なにせナウラティスという大帝国の皇帝。暇などあるとは思えない。
それでも時間を取るというのだ。一番、負担にならないだろうと、俺なりに考えた結果だった。
朝も昼も仕事があるだろう。
夕方は、次はあのトゥール、だったか、子供と触れ合ったりだとかするのかもしれない。
食事を共にするのだって負担なはず。
ならば残るのは夜。
アーディの僅かしかないであろう自由な時間を俺に割いてもらうことになるかもしれないが、他よりはまだ、都合がつけやすいのではないかと考えた。
夜だなんて、誰かとの逢瀬などの予定が入る可能性が一番高そうにも思えたが、それについては恋人さえいないと言った彼の言葉を信じるしかない。
「夜だね。わかった。じゃあ、夕食後、寝る前までの数時間。はは。僕を気遣ってくれたのかな? 助かるよ。僕としてもそれぐらいが一番都合がいい」
そうしてさっそくその日の夜から持たれることになった、アーディの話し相手だとかいう時間は、予想に反して俺にとっても楽しいものとなっていった。
多分、アーディが話し上手で聞き上手だったからだろう。
俺は自慢ではないけれども口数が多くない。と、言うよりは正直な所、話すこと自体が苦手だ。
勿論、会話自体が出来ないだとかいうわけではなく。
ただ、何か話を、と言われても、何をどう話せばいいのか全くわからなかった。
だが、そんな俺の話を、アーディは上手く聞き出してくれた。
「ん? その時、君はどうしたんだい?」
「ああ、なるほど。そういう対応の仕方もあるんだねぇ」
などと言った風に、応えやすい質問を差し挟んでくれたり、俺のわかりにくい話を決して否定せず、剰え同意したり感心したりしてくれた。

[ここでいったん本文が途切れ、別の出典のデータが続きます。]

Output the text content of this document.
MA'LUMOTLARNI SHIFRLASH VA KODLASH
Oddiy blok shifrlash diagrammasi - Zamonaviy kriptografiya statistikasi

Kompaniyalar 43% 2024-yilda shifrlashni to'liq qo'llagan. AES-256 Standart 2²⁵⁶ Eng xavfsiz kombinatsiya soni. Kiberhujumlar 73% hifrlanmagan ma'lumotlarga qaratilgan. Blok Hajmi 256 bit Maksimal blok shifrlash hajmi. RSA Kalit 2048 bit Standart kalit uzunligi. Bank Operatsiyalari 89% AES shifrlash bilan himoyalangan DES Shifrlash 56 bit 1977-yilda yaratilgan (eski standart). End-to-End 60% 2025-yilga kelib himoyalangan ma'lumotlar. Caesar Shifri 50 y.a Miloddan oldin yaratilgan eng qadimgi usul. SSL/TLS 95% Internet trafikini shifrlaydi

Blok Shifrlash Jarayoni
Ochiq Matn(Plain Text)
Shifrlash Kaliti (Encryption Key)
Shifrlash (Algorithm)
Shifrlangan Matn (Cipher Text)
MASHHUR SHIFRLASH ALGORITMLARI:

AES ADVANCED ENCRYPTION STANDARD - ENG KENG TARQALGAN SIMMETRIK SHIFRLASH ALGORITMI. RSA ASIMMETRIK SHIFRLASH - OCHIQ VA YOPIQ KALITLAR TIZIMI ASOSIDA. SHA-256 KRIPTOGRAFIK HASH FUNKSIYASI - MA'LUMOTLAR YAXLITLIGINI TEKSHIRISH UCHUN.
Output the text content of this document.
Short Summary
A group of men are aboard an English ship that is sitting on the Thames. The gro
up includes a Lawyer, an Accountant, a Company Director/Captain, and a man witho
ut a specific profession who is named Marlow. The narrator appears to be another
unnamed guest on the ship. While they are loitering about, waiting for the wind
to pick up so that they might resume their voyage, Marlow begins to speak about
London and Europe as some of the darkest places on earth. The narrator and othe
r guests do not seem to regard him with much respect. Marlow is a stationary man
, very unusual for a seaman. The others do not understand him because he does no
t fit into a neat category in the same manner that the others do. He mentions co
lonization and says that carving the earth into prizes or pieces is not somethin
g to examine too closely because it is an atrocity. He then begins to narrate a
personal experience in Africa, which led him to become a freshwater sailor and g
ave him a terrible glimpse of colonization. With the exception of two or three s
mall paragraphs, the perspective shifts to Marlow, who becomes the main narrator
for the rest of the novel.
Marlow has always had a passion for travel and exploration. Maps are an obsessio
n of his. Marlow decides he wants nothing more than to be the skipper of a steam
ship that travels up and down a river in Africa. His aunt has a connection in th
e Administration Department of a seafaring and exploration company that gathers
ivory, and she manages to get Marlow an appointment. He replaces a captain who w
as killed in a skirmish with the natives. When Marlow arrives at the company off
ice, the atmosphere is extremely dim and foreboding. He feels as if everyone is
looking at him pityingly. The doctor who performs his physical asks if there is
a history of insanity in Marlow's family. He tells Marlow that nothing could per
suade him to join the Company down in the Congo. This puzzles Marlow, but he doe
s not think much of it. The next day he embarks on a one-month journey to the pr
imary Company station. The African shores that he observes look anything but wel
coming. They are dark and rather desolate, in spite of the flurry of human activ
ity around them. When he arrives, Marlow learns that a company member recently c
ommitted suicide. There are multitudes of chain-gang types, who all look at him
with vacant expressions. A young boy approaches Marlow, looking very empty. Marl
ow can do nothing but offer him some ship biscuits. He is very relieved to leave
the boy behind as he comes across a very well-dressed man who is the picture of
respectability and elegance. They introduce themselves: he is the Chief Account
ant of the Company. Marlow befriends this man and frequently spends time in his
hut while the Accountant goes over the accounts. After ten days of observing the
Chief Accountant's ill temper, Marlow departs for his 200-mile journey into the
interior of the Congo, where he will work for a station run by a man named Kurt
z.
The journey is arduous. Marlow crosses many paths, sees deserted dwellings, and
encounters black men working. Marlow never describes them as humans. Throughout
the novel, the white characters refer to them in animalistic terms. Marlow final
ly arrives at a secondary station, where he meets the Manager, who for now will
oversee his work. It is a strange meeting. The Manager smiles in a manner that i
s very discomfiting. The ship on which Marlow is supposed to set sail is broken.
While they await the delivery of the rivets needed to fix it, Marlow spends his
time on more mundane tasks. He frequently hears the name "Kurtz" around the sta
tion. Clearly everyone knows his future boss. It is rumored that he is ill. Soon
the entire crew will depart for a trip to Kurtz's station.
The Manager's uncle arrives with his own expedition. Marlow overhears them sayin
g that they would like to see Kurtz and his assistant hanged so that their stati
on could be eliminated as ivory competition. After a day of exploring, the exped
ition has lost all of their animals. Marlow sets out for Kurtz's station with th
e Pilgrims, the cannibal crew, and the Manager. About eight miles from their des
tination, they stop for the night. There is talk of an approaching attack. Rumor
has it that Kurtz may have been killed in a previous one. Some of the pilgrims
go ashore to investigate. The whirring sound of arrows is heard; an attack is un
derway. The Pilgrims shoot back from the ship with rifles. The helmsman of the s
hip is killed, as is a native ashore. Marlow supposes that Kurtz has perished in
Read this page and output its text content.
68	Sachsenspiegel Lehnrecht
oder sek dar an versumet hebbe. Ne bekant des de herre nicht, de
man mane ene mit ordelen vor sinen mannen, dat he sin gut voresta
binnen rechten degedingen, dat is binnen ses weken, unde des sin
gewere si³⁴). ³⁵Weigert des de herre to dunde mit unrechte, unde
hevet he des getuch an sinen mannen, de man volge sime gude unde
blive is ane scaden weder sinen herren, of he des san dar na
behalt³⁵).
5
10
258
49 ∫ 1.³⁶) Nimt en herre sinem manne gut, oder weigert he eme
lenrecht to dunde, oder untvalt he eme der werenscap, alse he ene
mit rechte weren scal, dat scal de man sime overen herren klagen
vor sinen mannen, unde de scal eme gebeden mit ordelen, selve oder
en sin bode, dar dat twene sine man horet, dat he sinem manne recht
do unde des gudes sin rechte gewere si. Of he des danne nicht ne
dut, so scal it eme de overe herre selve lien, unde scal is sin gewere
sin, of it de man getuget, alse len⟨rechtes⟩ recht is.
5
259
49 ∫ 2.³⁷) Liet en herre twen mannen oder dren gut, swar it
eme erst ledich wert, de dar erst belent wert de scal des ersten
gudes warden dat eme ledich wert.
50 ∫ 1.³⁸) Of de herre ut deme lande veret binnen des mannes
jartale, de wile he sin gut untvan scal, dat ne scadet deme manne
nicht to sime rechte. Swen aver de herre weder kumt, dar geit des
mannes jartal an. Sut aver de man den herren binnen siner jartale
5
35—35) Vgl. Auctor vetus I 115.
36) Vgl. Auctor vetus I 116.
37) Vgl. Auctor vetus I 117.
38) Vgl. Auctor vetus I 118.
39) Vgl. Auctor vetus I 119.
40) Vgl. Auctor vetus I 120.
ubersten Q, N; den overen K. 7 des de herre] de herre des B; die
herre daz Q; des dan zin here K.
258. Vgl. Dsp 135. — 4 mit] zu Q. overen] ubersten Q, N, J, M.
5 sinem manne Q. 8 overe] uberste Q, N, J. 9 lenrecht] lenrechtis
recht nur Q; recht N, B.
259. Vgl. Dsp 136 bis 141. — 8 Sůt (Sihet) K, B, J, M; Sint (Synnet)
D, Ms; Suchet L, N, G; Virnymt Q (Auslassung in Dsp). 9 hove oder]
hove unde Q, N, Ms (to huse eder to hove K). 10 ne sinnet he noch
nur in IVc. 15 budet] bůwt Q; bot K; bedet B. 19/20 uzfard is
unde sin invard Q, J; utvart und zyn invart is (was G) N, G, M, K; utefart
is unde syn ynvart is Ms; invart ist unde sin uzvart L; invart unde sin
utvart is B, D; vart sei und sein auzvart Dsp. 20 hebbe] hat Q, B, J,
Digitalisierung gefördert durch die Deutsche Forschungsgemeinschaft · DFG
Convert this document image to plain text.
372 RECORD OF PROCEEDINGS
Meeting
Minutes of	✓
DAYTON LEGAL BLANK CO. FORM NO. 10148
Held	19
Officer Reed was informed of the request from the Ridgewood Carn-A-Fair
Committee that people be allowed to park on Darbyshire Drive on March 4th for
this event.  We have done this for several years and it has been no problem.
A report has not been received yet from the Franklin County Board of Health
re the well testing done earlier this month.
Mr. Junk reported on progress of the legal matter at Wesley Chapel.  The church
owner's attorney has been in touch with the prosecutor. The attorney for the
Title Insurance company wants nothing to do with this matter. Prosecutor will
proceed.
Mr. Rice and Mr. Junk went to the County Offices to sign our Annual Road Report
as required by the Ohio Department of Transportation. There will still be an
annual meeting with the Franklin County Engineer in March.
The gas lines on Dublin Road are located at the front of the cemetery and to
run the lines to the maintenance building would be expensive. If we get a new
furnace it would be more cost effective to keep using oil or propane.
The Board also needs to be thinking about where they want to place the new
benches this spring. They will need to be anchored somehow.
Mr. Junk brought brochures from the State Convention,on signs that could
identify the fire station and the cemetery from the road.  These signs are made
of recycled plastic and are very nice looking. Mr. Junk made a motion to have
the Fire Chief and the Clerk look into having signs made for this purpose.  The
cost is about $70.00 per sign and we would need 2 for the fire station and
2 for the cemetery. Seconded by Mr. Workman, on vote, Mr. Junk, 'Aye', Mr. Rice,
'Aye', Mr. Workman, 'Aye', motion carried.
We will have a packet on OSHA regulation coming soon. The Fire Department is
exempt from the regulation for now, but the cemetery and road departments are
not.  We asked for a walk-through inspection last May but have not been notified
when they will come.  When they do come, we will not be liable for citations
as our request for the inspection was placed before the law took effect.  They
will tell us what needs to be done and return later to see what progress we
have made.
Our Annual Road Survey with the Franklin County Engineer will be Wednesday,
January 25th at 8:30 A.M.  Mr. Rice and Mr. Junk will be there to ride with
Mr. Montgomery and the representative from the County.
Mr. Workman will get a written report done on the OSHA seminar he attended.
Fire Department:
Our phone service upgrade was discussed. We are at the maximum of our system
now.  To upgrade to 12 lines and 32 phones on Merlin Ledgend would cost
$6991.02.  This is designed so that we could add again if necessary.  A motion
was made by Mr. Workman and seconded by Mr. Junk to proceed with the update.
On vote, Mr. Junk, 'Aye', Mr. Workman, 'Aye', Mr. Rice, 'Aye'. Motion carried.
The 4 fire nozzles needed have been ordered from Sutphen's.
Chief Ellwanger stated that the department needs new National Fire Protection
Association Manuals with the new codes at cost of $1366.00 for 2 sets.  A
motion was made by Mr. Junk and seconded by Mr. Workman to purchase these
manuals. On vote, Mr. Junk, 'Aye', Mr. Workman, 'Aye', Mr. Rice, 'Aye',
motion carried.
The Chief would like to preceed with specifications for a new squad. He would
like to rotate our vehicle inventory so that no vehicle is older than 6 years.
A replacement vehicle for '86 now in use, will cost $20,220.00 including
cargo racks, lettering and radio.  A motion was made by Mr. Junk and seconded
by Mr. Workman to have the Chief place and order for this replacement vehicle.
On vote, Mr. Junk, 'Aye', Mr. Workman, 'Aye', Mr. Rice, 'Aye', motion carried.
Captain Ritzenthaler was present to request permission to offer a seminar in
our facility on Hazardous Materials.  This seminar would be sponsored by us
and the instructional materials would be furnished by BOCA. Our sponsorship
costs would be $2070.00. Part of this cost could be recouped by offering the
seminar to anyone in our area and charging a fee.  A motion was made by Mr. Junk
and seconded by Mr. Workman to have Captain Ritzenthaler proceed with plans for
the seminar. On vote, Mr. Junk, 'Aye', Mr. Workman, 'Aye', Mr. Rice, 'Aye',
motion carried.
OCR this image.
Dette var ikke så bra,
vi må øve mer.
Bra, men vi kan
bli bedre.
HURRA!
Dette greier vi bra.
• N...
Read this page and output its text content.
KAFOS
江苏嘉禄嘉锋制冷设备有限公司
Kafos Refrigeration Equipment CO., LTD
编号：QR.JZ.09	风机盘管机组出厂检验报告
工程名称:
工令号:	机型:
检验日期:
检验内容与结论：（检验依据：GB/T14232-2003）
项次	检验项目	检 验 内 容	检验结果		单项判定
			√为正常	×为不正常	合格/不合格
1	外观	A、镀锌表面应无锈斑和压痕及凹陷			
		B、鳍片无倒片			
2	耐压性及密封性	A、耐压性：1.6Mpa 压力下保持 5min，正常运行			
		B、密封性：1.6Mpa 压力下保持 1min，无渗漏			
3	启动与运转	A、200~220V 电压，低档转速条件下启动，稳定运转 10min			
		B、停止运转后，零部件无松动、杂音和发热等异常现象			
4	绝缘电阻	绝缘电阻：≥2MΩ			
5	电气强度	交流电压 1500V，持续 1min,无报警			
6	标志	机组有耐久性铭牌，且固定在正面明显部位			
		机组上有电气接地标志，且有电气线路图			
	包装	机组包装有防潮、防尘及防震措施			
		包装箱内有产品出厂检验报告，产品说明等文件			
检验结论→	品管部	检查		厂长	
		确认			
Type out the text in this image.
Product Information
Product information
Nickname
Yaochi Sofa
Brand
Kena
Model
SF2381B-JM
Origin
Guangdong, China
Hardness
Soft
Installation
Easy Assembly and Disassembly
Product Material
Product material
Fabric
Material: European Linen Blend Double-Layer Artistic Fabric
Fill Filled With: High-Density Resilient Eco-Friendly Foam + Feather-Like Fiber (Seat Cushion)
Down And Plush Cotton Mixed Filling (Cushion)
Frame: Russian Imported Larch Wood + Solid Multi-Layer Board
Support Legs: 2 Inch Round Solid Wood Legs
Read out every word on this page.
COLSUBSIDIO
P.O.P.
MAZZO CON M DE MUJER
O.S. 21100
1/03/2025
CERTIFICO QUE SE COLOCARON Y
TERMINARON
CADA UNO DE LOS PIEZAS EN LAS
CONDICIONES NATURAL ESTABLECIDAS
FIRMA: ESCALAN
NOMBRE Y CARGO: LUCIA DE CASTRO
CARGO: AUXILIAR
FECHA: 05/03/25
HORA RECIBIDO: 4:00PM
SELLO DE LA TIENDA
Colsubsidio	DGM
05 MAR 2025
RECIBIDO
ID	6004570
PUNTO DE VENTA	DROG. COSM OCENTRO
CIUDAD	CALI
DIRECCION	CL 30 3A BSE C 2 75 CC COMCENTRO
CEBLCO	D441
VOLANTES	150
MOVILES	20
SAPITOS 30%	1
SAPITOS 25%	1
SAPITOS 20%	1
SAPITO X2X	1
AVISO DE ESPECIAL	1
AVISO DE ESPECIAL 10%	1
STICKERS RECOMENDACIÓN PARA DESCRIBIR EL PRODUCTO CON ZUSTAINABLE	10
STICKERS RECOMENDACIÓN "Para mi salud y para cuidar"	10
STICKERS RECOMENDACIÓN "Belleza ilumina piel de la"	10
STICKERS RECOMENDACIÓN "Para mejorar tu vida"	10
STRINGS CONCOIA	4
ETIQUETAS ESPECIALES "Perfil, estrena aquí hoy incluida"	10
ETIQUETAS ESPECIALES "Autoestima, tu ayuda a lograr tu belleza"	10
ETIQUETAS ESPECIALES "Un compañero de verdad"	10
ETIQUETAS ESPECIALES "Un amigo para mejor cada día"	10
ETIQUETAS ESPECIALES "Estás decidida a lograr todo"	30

同時に俺にばかり話させるのではなく、自分のことについても程よく話をしてくれて。特に、冒険者になったらしい妹の話などは、俺も興味深く聞き入ることが出来ることが多かった。
だからだろうか。程なくして俺は、気付くと、毎夜訪れるアーディとの時間を、心待ちにするようになっていたのだった。